On qualifiait souvent les hommes de nature plutôt forte et non « faible ». On disait d'eux qu'ils étaient courageux, battants et non peureux. Un homme ne devait pas pleurer sous peine d'être critiqué de chochotte, une tapette. Il ravalait sa fierté. Ne montrait pas ses sentiments. Les préjugés restaient trompeurs parce que si l'on suivait tout ce qui précède cette phrase, je n'étais pas un homme. Je crois que j'étais ce qu'on appelle une tapette de première.

Side of Sakura.

Deux semaines que j'étais à l'hôpital. Je n'en pouvais tout simplement plus. Les médecins n'étaient pas compatissants à tel point que je me demandais parfois s'ils avaient un quelconque cœur. Ils m'obligeaient à participer à leurs rassemblements alors que je voulais constamment rester seule. Mes repas se faisaient dorénavant avec tous les malades et non plus qu'avec Elyssa. J'arrivais quelque fois à cacher de la nourriture dans ma serviette mais les infirmières n'étaient pas dupes et me reprenaient à l'ordre très souvent. Je souffrais intérieurement et seul mon journal en payait les frais. Je préférais écrire dedans, ça me soulageait puisque je n'arrivais pas à parler avec ma psychologue. Je ne savais pas pourquoi mais rien ne sortait de ma bouche et mes thérapies me terrifiaient plus qu'autre chose. La guérison était loin, très loin. Ma famille me manquaient ainsi que Sasuke. M'attendaient-ils ? Je devais bientôt sortir. La psychologue ainsi que mon médecin acceptèrent de me laisser rentrer à la maison suite à ma prise de poids qui me donnait envie de frapper partout. Personne ne voyait mon stratagème mais j'avais bien compris. Pour sortir, il fallait manger et prendre du poids. Ce que je fis. Mais une fois à la maison, rien de cela ne restera dans ma tête et mes démons referont surface. C'était un risque à prendre mais je ne me sentais pas à ma place ici. Je ne tiendrais pas longtemps. Abbie me fit sortir de mes pensées en entrant dans la chambre.

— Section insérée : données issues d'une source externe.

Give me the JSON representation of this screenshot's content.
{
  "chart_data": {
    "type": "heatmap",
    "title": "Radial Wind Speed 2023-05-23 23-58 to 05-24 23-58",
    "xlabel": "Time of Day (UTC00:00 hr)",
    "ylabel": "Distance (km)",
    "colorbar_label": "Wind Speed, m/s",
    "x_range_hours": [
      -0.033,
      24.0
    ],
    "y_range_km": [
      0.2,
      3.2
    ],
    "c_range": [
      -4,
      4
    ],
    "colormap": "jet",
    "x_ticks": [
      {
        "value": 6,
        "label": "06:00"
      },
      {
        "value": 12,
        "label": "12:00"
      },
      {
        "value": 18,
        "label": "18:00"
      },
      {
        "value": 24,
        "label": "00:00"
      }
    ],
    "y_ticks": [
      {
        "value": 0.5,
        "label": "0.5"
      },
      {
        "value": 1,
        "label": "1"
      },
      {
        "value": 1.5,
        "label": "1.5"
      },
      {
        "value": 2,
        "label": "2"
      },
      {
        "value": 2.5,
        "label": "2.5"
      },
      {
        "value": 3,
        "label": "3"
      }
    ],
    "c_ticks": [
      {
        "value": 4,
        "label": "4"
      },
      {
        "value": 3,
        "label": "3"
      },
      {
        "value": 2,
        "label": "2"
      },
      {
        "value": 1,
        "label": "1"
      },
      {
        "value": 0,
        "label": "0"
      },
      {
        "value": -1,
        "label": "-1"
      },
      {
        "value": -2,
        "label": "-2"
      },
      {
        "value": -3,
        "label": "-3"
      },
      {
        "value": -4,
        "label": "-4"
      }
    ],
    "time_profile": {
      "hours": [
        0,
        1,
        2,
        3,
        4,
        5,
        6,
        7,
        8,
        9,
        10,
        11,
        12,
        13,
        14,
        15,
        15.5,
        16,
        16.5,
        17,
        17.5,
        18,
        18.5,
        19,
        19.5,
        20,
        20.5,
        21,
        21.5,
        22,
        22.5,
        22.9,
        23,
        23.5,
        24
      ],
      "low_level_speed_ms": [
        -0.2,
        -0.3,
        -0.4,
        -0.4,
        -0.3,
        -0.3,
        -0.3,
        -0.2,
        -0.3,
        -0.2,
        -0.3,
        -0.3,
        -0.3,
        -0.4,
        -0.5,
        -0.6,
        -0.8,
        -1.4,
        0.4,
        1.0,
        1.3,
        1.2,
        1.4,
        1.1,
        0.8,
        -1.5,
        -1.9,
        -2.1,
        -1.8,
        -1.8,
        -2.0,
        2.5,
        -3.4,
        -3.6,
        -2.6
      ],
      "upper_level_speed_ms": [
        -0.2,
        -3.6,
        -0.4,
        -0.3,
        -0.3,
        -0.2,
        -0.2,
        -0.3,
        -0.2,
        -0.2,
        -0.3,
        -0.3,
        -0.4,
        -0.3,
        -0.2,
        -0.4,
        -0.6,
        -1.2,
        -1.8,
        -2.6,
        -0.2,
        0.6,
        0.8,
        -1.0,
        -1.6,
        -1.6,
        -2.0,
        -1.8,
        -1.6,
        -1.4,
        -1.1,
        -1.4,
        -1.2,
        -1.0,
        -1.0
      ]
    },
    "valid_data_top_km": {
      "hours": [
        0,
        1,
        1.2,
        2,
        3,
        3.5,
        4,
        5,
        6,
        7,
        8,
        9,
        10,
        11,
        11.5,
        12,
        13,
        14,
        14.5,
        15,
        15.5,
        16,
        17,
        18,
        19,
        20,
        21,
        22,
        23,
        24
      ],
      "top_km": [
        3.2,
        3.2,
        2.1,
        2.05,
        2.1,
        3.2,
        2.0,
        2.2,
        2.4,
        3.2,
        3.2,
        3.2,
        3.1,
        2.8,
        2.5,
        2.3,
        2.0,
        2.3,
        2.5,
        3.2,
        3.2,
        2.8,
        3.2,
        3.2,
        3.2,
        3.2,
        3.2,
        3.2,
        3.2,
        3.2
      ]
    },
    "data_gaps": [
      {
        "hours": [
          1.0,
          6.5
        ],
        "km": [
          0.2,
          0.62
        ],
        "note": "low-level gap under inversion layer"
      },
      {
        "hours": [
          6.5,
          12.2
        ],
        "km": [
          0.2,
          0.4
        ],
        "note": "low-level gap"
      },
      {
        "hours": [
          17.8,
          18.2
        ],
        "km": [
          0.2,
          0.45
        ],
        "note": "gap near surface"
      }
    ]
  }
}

- Sakura, tu pourrais aller voir ta psychologue s'il te plaît ? Je voudrais parler seule à seule avec Elyssa.
- Euh, oui, fis-je étonnée.

Le cas d'Elyssa était des plus alarmants. Elle ne voulait strictement plus rien avaler et refusait de participer à tous rassemblements. Ses journées ne rimaient plus à rien. Elle ne pouvait plus tenir sur ses jambes ce qui l'obligeait à passer tout son temps dans son lit. Je ne savais pas moi-même comment elle pouvait tenir dans ces conditions. Les médecins ont préféré la placer sous perfusion et la nourrissaient à l'aide d'une sonde bien qu'elle y soit contre. Elyssa avait perdu tout espoir de guérir et ne faisait plus aucun effort. Selon elle, et c'était une vérité, la mort l'attendait et la guérison était à présent loin. Elle ressemblait à un véritable légume.

- Sakura ? m'interpella une voix féminine.

Je me retournais et trouvai Suzuka en face de moi. Elle était internée depuis presque un mois et était dans une phase délicate. Elle n'avait que 15 ans et la savoir déjà aussi mal me mettait hors de moi. Ses cheveux blonds étaient d'une couleur plutôt terne, je les imaginaient d'un joli doré auparavant, son visage était creusé, son corps était caché par ses vêtements mais on pouvait facilement deviner les ravages que l'anorexie avait fait à son corps. Sur les autres, je trouvais cela... étrange, laid. Tandis que sur moi, j'avais l'impression que ça m'allait à merveille, que j'étais mince mais tout en ayant un beau corps. Foutaise. En effet, il me fallait encore perdre, mais c'était impossible tant que j'étais dans cette forteresse.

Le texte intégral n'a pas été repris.